RADLakademie: Radfahren mit Kindern

Radfahren mit Kindern, damit beschäftigte sich die dritte RADLakademie am 23. Oktober 2014 in St. Pölten. Mehr als 40 GemeindevertreterInnen und Mobilitätsbeauftragte informierten sich über rechtliche Aspekte, Sicherheit und die richtige Ausstattung von Rad und RadfahrerIn. Vorgestellt wurden außerdem Vorzeigeprojekte in NÖ, die Kinder fürs Radln begeistern.

3. Radlakademie
© Ch.Sitter-Penz, eNu

Der immer dichter werdende Straßenverkehr vor Kindergärten und Schulen und die für Eltern unsicher erscheinenden Schulwege führen dazu, dass Kinder weniger mit dem Rad unterwegs sind. GemeindevertreterInnen und Mobilitätsbeauftragte stehen vor der Herausforderung, die Wege wieder sicherer und die Kinder fit fürs Radfahren zu machen. Das notwendige Know-how und Motivation bot die dritte RADLakademie am 23. Oktober 2014 in St. Pölten. Denn es ist wichtig, dass Kinder regelmäßig in die Pedale treten. Radfahren schult die motorischen Fähigkeiten, verbessert die Koordination, hält fit und macht Spaß. Außerdem werden die Kinder zu Vorbildern für umweltfreundliche Mobilität in ihrer Gemeinde.

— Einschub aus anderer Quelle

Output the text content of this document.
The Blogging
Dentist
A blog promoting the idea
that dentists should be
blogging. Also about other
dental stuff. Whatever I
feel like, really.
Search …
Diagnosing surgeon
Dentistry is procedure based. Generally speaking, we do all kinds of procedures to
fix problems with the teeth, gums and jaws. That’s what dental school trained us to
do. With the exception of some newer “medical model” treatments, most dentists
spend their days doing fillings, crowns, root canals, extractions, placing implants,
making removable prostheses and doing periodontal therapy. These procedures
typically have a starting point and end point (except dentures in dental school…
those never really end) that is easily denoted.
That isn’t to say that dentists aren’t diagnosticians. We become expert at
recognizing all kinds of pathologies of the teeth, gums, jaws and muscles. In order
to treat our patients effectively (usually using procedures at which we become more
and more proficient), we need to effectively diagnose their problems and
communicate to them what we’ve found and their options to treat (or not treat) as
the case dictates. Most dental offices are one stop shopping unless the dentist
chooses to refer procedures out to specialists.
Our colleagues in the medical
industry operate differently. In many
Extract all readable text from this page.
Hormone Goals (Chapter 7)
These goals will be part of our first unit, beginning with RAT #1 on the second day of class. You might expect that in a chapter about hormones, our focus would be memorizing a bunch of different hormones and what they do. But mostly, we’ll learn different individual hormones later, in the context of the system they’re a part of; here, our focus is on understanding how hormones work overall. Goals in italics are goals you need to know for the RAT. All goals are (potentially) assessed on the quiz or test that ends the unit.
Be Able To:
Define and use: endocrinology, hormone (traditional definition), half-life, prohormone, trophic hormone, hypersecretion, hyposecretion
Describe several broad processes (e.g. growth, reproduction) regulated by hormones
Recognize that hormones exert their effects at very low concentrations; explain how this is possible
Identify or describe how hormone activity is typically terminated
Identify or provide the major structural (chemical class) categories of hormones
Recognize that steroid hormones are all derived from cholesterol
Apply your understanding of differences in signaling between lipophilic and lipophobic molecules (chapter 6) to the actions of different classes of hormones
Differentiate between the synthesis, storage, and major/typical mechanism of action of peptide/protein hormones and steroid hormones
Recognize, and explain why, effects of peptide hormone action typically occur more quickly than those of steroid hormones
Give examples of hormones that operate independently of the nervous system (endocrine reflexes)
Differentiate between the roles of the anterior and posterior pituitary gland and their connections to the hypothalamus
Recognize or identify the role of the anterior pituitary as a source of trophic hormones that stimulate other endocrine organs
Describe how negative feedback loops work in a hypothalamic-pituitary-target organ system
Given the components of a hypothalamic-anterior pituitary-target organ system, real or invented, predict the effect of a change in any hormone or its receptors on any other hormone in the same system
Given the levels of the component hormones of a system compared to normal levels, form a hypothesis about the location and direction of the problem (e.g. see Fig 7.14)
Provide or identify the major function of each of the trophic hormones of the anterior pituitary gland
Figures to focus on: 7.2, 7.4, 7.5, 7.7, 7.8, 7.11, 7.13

Mehr Sicherheit durch bessere Infrastruktur und Prävention

DI Klaus Robatsch, Bereichsleiter „Forschung und Wissensmanagement“ beim Kuratorium für Verkehrssicherheit präsentierte den TeilnehmerInnen Zahlen zu Verkehrsunfällen mit Kindern. Zwar geht die Zahl der Verunglückten zurück, die Zahl der beim Zufußgehen oder Radfahren tödlich verunglückten Kinder steigt aber. Durch infrastrukturelle Maßnahmen wie einer Trennung von Straßen- und Radverkehr ab einer Kraftfahrzeugsgeschwindigkeit von 50 Kilometern pro Stunde und Präventionsarbeit lässt sich einiges verbessern. Auch die seit Mai 2011 geltende Helmpflicht für Kinder bis 12 Jahre hat viele schwere Unfälle verhindert.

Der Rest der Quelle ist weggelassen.